Abraxane was approved by the FDA for treatment of metastatic breast cancer in 2005. Celgene acquired Abraxis in 2010 from Soon-Shiong for $2.9 billion, and Abraxane was subsequently approved for treatment of advanced pancreatic cancer in September of this year.
Sales of Abraxane totaled $155 million in the second quarter of 2013, up 41% from the year before. With the recent FDA approval, sales of the drug will go up even further.
Environmental sustainability is one of Celgene’s corporate mandates. The company has implemented projects at many of their facilities to reduce their environmental footprint and recently moved into a new LEED GOLD-certified building in San Diego.
Designed by Dowler Gruman Architects and constructed by BNBuilders, the building was finished ahead of schedule in January, 2013. The new facility includes labs with 80 fume hoods, cold rooms, conference rooms and a data center.
Earlier this year, BioSurplus was brought in to help Celgene move high-end equipment from its previous location into the new labs.
Tim Rogers, BioSurplus’ Boston service manager, was one of five BioSurplus engineers to work on the project.

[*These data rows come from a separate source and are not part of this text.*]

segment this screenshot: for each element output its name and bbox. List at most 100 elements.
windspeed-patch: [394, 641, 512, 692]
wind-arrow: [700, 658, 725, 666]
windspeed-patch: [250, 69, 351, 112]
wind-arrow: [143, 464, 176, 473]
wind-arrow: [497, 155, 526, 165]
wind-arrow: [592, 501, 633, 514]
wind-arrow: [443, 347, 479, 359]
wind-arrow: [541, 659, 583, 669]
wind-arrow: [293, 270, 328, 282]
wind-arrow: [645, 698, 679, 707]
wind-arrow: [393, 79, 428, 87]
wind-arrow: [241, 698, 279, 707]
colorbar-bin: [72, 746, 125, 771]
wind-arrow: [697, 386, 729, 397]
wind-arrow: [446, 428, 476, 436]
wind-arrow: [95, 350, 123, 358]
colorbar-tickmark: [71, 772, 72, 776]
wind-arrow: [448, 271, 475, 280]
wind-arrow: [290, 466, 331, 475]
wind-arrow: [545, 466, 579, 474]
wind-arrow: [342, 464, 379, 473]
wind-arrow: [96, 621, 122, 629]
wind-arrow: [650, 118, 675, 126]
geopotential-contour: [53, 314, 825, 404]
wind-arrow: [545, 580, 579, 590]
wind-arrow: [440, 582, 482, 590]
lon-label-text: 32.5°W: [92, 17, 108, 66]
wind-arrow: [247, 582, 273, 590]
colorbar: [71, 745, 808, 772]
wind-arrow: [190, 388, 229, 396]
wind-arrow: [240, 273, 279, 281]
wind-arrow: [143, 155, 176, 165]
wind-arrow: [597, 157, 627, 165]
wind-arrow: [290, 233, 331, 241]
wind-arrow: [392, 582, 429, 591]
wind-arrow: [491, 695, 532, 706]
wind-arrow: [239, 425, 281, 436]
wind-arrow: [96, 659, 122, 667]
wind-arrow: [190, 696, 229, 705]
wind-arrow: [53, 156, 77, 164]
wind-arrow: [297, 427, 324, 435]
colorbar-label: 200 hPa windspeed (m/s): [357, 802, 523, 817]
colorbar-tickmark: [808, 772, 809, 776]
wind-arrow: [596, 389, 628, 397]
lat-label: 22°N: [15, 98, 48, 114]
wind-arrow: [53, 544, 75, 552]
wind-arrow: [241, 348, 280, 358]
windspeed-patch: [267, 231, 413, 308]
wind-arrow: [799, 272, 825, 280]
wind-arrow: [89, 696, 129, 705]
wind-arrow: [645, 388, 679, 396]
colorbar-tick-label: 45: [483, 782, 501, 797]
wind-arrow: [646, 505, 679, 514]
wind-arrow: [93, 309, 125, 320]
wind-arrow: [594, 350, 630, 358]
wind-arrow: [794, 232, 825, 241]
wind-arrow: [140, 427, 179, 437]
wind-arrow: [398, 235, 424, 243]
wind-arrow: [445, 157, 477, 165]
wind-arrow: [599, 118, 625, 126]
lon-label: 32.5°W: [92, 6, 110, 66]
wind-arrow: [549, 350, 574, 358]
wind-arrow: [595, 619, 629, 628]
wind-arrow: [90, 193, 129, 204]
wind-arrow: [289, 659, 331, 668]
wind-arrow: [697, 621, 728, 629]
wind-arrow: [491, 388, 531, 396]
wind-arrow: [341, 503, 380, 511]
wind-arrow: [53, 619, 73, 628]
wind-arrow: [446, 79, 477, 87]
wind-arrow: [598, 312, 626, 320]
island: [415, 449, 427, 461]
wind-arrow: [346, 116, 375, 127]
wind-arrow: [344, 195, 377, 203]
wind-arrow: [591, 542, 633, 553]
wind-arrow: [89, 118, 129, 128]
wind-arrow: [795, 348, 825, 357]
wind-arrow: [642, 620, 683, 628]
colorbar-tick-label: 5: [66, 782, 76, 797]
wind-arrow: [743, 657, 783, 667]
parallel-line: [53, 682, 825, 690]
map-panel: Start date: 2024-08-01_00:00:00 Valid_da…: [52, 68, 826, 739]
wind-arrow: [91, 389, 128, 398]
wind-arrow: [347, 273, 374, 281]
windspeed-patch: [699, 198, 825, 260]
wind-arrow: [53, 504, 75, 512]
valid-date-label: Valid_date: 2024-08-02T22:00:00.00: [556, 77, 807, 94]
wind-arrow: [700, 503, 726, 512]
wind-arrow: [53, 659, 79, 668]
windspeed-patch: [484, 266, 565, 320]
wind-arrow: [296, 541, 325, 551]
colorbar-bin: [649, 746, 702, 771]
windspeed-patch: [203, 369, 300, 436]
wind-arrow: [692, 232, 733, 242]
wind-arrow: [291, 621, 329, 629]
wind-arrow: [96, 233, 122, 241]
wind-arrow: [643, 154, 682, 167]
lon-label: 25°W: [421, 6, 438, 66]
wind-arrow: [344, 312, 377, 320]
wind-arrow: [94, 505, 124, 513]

Around 15 HPLCs, including Agilent 1100s and Shimadzu Prominence models, two mass specs and two GCs were seamlessly transferred from “one bench to another.”
According to Tim this is an extremely detail-oriented process: all parts must be labeled extensively for later reassembly; computers must be disconnected from their instruments and networks, put back together, and connected in perfect working order.
In other words, the scientist walks away from the bench one day with a functioning piece of equipment, and back to the new lab and bench with the same functioning equipment. This is a feat that is much more complicated to achieve than it might seem at first glance.
Transport of the equipment was undertaken by frequent BioSurplus partner Corovan. Tim said they did an amazing job, and that the process went smoothly for all.
BioSurplus is proud to have been chosen by Celgene to handle their valuable lab instruments. We congratulate them on their new facility and wish them much luck and growth in the San Diego area and beyond.